65歳以上で老齢厚生年金を受け取りながら、厚生年金に加入して働いている人はうれしい仕組みがあります。それは「在職定時改定(ざいしょくていじかいてい)」という制度です。この制度は、65歳以上で老齢厚生年金を受け取りながら働いている人を対象に、毎年1回、年金額が自動的に見直されて増えるという仕組みです。
以前は、年金をもらいながら働いても、退職しない限り年金額が増えることはありませんでした。ですが、2022年4月から制度が変わり、働きながらでも納めた保険料が年金に反映されるようになりました。つまり、働けば働くほど、将来受け取れる年金が少しずつ上乗せされていくのです。高齢になっても無理のない範囲で働きたいと考えている方にとって、励みになる制度といえるでしょう。
●年金の「繰り下げ受給」でさらに年金額が増える
働いて収入があれば、年金の受給を遅らせる繰り下げ受給も選びやすくなります。繰り下げ受給では、年金受給を65歳以降1か月遅らせるごとに0.7%、最大で75歳まで繰り下げることで84%も年金額を増やすことができます。
たとえば、65歳での夫婦での受取年金額が250万円だとすると、70歳まで繰り下げすると42%増の355万円となります。一生涯働いて収入を得ることができればいいですが、やはり年齢とともに難しくなってくることは間違いありません。ですから、健康で働けるうちはできるだけ働き、将来の年金を増やすことを考えるといいでしょう。
●社会とのつながりが維持できる
仕事を続けることで、職場の人間関係など交流を通じて、社会とのつながりを維持することができます。これは、孤独感や誰からも必要とされていないというマイナスの感情を防ぎ、精神的な安定につながります。

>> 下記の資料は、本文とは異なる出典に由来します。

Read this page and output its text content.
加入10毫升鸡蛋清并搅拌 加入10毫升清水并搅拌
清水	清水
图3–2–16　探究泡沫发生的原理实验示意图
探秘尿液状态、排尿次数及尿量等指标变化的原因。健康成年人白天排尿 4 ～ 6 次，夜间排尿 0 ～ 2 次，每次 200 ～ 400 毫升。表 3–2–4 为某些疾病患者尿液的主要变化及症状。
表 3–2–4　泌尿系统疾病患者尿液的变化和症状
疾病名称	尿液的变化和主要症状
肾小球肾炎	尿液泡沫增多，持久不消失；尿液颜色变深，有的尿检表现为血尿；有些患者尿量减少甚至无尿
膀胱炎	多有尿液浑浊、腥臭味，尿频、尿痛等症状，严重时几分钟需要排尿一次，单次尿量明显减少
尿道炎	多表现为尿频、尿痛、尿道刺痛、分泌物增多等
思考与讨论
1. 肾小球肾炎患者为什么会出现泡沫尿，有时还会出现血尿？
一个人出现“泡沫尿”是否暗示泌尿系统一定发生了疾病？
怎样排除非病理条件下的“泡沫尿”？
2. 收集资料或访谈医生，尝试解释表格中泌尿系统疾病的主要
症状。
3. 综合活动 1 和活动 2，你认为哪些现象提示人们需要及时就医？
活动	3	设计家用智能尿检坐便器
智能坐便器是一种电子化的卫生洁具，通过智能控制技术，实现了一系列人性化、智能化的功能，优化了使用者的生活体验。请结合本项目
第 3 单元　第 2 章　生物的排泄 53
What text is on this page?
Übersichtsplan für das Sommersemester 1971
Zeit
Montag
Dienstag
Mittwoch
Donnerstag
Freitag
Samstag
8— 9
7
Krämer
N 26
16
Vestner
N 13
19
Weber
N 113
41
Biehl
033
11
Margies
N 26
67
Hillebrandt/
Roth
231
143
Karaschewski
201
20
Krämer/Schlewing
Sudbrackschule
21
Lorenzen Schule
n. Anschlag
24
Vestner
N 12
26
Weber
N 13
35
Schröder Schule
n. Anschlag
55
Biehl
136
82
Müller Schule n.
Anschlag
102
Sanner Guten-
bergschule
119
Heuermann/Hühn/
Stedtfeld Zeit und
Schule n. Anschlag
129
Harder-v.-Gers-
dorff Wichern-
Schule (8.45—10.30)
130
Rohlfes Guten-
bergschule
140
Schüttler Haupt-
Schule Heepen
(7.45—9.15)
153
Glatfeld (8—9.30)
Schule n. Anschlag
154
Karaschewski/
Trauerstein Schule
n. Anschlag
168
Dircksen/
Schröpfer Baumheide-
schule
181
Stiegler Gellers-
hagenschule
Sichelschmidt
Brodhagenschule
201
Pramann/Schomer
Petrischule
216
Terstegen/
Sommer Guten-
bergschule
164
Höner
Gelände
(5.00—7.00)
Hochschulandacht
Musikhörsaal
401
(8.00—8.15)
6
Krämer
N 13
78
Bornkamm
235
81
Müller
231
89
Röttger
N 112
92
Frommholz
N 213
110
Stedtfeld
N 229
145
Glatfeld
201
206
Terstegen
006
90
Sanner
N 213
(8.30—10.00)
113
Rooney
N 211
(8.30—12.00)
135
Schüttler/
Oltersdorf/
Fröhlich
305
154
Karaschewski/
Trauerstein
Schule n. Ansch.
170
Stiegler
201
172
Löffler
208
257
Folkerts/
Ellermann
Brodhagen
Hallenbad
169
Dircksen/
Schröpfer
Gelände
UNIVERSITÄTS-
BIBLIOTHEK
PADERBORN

定年後に社会とのつながりが減ることで、認知症のリスクが高まるという国立長寿医療研究センターの研究結果もあります。ですから、社会とのつながりを維持することは重要です。
●生きがいを感じることができる
仕事は収入を得るだけの手段ではなく、社会貢献や自己実現の場としても重要な役割を果たします。定年退職後も、自身の経験やスキルを活かして社会に貢献することができます。特に、定年退職後にしかできないような、専門性の高い仕事や、人との関わりを重視した仕事は、大きな生きがいを感じられるでしょう。また、定年後はこれまでできなかったことに挑戦するチャンスです。趣味やボランティア活動など、自分が本当にやりたいことに時間を費やすことで、自己実現を達成でき充実した老後生活を送ることができます。
●精神的に充実し、健康維持に役立つ
定年以降にも働き続けることで、精神的な充実感と健康維持の両方を得ることができます。仕事を持つことで、目標や役割が明確になり、自己肯定感が高まります。また、仕事に取り組むことで、日々の生活にリズムが生まれ、身体を動かす機会が増え、健康にも良い影響を与えます。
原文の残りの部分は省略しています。